One protester was killed by police, 20 were charged under a “domestic terror” law, and Georgia’s governor gave himself broad “emergency” powers.
The Intercept, January 27, 2023
THE MOVEMENT TO stop the construction of a $90 million police training center atop vast acres of Atlanta forest has been extraordinarily successful over the last year. With little national fanfare, Defend the Atlanta Forest/Stop Cop City activists nimbly deployed a range of tactics: encampments, tree-sits, peaceful protest marches, carefully targeted property damage, local community events, investigative research, and, at times, direct confrontation with police forces attempting to evict protesters from the forest. The proposed militarized training compound known as Cop City has thus far been held at bay.
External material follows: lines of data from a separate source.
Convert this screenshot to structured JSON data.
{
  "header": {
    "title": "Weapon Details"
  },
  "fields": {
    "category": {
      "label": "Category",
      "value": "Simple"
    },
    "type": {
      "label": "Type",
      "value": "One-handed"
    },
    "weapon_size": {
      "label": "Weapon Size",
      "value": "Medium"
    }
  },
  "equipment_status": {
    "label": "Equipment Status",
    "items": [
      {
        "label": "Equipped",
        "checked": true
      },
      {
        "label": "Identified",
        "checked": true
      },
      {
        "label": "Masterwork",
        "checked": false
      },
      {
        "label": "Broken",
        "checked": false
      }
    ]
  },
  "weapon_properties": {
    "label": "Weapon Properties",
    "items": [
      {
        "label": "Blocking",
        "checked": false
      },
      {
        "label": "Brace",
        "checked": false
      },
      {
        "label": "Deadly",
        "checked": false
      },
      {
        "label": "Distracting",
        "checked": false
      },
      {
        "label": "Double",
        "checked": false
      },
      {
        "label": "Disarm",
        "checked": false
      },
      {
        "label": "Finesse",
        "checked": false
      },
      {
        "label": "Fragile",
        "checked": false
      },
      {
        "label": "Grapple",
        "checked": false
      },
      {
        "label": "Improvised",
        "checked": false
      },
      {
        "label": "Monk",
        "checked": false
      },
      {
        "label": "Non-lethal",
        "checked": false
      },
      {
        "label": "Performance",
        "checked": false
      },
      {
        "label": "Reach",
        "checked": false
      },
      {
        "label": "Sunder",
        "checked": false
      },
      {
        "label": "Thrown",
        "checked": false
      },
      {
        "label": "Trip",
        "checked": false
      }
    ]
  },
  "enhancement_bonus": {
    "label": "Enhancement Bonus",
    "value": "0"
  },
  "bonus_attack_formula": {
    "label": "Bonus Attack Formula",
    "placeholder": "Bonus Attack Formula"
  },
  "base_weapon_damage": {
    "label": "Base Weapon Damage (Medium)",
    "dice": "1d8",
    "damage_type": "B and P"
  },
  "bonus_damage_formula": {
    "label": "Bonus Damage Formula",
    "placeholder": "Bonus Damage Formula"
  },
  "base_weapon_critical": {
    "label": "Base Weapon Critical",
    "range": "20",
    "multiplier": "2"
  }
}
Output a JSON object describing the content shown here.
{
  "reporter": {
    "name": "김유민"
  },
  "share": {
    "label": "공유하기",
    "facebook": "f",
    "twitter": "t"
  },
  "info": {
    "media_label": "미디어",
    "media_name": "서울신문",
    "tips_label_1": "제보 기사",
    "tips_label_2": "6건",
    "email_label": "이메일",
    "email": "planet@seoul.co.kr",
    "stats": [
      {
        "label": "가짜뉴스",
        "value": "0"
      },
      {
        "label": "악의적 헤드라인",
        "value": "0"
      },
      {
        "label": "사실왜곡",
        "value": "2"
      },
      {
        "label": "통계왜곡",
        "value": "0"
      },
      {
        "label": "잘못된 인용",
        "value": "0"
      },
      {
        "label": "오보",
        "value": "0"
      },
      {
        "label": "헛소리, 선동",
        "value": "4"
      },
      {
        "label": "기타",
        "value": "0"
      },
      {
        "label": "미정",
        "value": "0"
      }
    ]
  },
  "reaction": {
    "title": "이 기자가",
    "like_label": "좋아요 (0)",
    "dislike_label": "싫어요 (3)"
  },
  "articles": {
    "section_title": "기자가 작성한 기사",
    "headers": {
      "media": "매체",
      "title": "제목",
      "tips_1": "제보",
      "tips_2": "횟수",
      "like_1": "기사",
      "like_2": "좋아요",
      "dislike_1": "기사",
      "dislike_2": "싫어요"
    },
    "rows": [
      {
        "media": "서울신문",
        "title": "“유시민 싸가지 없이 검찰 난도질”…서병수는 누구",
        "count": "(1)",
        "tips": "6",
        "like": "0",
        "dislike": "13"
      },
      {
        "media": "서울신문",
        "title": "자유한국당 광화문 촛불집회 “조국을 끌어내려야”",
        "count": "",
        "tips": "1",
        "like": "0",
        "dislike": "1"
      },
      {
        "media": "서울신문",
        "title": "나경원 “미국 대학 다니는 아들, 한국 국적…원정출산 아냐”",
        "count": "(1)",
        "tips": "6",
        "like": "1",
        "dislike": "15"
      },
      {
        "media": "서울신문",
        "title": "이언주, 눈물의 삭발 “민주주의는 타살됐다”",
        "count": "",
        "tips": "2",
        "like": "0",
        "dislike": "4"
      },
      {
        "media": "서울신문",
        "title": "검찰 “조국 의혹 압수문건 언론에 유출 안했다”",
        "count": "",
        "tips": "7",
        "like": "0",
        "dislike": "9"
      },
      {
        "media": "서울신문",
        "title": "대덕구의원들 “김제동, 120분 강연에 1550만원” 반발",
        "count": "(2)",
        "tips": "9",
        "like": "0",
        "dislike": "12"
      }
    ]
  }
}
The Atlanta-based movement should be seen as an example of rare staying power, thoughtful strategizing, and the crucial articulation of environmentalist politics situated in anti-racist, Indigenous, and abolitionist struggle. Unsurprisingly, however, significant national attention has only been drawn to the forest defenders in the last week thanks to the extreme law enforcement repression they are now facing.
A forest defender was killed by police last Wednesday, and a total of 19 protesters now face capricious and ungrounded domestic terror charges for their involvement in the movement — a rare deployment of a state domestic terror statute, threatening to exhaust and crush a resilient and developing movement.